The melting point

  • Published
  • By Tech. Sgt. Clifton Pegee
  • 49th Aircraft Maintenance Squadron training manager
The Fourth of July is a time of great celebration. People have a jubilant time with friends and family, enjoying good food and time off from work.

Just before Independence Day weekend, we always get the safety briefing about not drinking and driving, being a wingman, and handling fireworks safely.

However, you rarely hear any type of briefings about grill safety. A grilling incident that happened to me during a past Fourth of July weekend almost cost me my life.

I was cooking using a charcoal and a gas grill. I was using the gas grill for hamburgers and bratwursts, and I was using the charcoal grill for ribs. The two grills were evenly spaced out; a configuration I often use to expedite the cooking process when I have large gatherings.

The gas grill was given to me by some friends who were making a permanent change of station move. Although it was old, I had cleaned it out when I first got it and made sure it worked properly. In fact, before that day, I had used it several times without any problems.

I was down to the last six burgers (The charcoal grill was in cool down) and I turned off a couple of the burners on the gas grill. I went inside the house to mingle with the guests and get something to drink.

The grill was left unattended for less than five minutes, but when I returned to flip the burgers, I noticed that the can of grilling spray on the right side of the grill was melted. The oil inside the spray can had leaked out and was all over the ground. The container of seasoning salt had melted as well.

I opened the lid of the grill and I immediately felt an intensive heat I had never felt before. As the lid went into the open position, the lid came off at the left attachment point and fell over the back with the right attachment point barely holding the lid.
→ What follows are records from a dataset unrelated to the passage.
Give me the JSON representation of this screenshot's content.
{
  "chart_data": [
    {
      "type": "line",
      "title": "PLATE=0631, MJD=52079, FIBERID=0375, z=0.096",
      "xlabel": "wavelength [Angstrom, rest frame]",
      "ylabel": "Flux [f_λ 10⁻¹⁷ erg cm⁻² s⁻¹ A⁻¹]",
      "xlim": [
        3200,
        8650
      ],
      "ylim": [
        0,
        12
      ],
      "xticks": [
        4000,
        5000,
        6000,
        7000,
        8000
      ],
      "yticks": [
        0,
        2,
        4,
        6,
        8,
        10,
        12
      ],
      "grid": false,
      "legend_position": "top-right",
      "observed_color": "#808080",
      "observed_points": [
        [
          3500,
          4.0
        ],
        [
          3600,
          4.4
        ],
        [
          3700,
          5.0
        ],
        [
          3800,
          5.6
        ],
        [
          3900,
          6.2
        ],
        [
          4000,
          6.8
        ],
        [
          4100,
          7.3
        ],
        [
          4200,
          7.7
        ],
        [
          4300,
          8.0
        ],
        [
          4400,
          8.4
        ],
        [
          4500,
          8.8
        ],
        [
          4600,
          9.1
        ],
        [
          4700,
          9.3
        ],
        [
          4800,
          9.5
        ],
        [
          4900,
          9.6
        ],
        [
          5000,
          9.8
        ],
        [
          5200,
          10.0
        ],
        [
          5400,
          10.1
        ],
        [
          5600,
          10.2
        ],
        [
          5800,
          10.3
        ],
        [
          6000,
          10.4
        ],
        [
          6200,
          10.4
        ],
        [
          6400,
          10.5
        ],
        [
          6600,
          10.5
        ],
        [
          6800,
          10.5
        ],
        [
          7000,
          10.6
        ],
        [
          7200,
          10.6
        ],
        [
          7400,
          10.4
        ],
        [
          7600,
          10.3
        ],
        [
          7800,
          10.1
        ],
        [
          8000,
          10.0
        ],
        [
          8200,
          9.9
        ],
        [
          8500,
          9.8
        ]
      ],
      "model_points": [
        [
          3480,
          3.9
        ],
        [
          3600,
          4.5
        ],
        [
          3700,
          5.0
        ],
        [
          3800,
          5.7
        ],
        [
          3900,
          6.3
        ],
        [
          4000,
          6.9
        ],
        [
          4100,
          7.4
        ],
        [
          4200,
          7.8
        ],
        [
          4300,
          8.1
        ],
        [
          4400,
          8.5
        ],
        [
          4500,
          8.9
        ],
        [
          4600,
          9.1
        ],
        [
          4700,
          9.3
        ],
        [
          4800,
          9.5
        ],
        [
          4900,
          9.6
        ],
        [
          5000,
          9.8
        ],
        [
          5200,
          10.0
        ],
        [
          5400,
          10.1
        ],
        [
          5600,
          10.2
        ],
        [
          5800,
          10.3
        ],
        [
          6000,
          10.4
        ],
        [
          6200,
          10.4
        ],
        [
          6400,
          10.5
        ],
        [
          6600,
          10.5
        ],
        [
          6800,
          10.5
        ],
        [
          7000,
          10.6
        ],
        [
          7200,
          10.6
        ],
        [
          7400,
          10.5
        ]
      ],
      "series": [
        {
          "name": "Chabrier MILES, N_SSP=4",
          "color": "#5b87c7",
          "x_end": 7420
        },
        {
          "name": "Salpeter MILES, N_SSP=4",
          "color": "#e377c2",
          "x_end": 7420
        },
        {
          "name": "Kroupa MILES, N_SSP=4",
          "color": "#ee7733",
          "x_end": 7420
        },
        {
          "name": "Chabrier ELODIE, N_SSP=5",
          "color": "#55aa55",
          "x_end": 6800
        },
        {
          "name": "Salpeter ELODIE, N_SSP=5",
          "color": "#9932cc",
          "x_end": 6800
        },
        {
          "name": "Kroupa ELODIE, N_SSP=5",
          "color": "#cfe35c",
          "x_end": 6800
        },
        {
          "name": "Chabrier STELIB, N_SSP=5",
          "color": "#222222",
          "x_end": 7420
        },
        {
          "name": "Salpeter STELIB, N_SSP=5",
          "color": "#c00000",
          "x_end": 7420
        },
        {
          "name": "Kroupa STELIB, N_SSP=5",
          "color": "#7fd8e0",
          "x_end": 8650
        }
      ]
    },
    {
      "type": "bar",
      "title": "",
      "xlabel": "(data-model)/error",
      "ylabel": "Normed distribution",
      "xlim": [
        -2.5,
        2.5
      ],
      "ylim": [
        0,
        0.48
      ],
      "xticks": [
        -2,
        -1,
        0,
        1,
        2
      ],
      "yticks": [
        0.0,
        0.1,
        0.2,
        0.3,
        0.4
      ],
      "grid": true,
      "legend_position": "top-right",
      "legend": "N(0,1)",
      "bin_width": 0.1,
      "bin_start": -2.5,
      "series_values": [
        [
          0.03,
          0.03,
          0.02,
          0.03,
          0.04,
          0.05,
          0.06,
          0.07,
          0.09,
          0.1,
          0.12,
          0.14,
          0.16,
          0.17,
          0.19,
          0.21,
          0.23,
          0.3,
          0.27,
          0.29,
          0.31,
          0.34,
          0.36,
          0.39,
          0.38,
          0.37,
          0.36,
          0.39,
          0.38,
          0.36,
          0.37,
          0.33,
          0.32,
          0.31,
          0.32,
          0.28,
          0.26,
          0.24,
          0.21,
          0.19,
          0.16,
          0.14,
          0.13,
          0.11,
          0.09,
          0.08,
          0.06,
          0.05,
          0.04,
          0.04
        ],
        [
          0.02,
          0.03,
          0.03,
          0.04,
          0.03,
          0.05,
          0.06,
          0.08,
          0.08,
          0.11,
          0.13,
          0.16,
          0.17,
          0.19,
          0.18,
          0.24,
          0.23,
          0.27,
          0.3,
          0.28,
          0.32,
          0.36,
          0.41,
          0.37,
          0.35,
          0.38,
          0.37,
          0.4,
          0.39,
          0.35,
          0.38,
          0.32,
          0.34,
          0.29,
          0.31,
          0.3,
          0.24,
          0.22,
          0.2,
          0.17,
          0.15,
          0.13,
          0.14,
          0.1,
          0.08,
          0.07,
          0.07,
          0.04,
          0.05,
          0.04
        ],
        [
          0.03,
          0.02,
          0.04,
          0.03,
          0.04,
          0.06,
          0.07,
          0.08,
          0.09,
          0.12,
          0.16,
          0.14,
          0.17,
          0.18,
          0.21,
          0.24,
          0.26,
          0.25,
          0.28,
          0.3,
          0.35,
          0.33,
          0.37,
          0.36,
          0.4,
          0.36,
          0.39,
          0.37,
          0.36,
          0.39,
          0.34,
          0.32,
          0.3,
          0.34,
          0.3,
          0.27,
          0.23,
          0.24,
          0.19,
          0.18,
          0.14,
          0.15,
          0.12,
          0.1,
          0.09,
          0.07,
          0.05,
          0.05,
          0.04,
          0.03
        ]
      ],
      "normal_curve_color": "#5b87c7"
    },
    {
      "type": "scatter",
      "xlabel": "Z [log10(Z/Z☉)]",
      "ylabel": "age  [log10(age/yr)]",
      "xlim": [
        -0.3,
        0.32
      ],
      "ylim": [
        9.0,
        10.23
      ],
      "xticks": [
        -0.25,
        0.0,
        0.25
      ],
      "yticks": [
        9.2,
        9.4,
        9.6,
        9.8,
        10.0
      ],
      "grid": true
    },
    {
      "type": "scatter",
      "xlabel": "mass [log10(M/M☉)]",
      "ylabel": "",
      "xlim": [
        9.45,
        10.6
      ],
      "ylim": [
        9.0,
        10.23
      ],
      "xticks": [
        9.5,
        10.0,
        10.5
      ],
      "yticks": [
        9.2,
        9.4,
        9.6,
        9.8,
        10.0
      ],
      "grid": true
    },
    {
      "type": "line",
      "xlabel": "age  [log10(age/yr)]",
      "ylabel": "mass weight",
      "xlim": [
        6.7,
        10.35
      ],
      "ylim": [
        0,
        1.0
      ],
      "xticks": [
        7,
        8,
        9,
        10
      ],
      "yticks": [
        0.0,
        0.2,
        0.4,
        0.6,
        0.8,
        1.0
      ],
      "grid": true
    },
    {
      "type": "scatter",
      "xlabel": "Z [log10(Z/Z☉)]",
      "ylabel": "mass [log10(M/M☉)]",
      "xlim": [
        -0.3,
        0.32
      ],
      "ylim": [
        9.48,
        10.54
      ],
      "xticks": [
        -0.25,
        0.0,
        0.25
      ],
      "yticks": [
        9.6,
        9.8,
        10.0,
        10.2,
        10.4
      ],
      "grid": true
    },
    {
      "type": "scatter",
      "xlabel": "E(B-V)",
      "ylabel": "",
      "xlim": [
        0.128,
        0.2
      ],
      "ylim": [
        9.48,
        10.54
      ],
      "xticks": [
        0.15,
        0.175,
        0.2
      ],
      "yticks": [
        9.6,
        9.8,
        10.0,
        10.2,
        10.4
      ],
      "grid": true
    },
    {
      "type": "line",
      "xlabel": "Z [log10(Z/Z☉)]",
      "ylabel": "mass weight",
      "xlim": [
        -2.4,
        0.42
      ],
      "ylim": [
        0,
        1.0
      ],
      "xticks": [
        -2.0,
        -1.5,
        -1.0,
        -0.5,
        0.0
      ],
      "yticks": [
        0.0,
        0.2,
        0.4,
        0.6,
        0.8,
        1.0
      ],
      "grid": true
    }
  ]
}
I then turned off all the burners. The burgers were charcoal black - to the point where some of them were turning into ash. I opened the bottom compartment and nearly burned myself trying to turn off the gas. I then noticed the drip pan above the gas tank was on fire. I immediately took my garden hose and lightly sprayed water to put the fire out.

It then dawned on me that this could have been a fatal accident since my gas grill was right next to the outside window of my den area.

My friend stopped me from disconnecting the gas; as he said that the gas bottle was still pressurized and to wait until the grill has completely cooled down to remove it.

How did this happen? I have left salt shakers and other things on the sides of the gas grill before and they never burned up. Perhaps when the spray leaked it ran down into the gas grill augmenting the flames. Maybe the thermometer on the gas-grill lid was broken, giving me a wrong indication.

The good news is the crisis was averted with some quick thinking and concentrated action. The guests didn't even know what had happened and I didn't tell them - to prevent panic. It also motivated me to write about the incident, so the same thing or something worse doesn't happen when you use a gas grill.

If you use a gas grill or plan to buy one, here are some safety tips to contemplate:

· Make sure the thermometer on the grill reads properly and that the grill has a safety bypass to prevent overheating. Most newer gas grills have this feature, older ones like mine may not.

· Check the rubber gas line for leaks, cuts or breakage. You should also do this for the gas bottle as well. This is imperative when dealing with older or used gas grills. If you condemn your gas grill, make sure to cut the line so others will not be able use it. If you suspect leakage, do not commit an action that would create a spark or flame!

· Ever so often, take out the actual grills and clean them. Inspect the gas ports and ensure there is no type of blockage.

· For any type of outdoor grill, have a fire extinguisher nearby. Grill flames can quickly spiral out of control, becoming a mini inferno.

· Wear appropriate clothing and personal protective equipment, such as fire resistant gloves, safety glasses and goggles. It will save your life and prevent injury, especially if you have to respond to a grill fire.

Hopefully this has been a reminder of how dangerous gas grills can be. Remember that accidents can strike at any time and do not discriminate. Let us all enjoy the summer with great food, great company, and great safety awareness.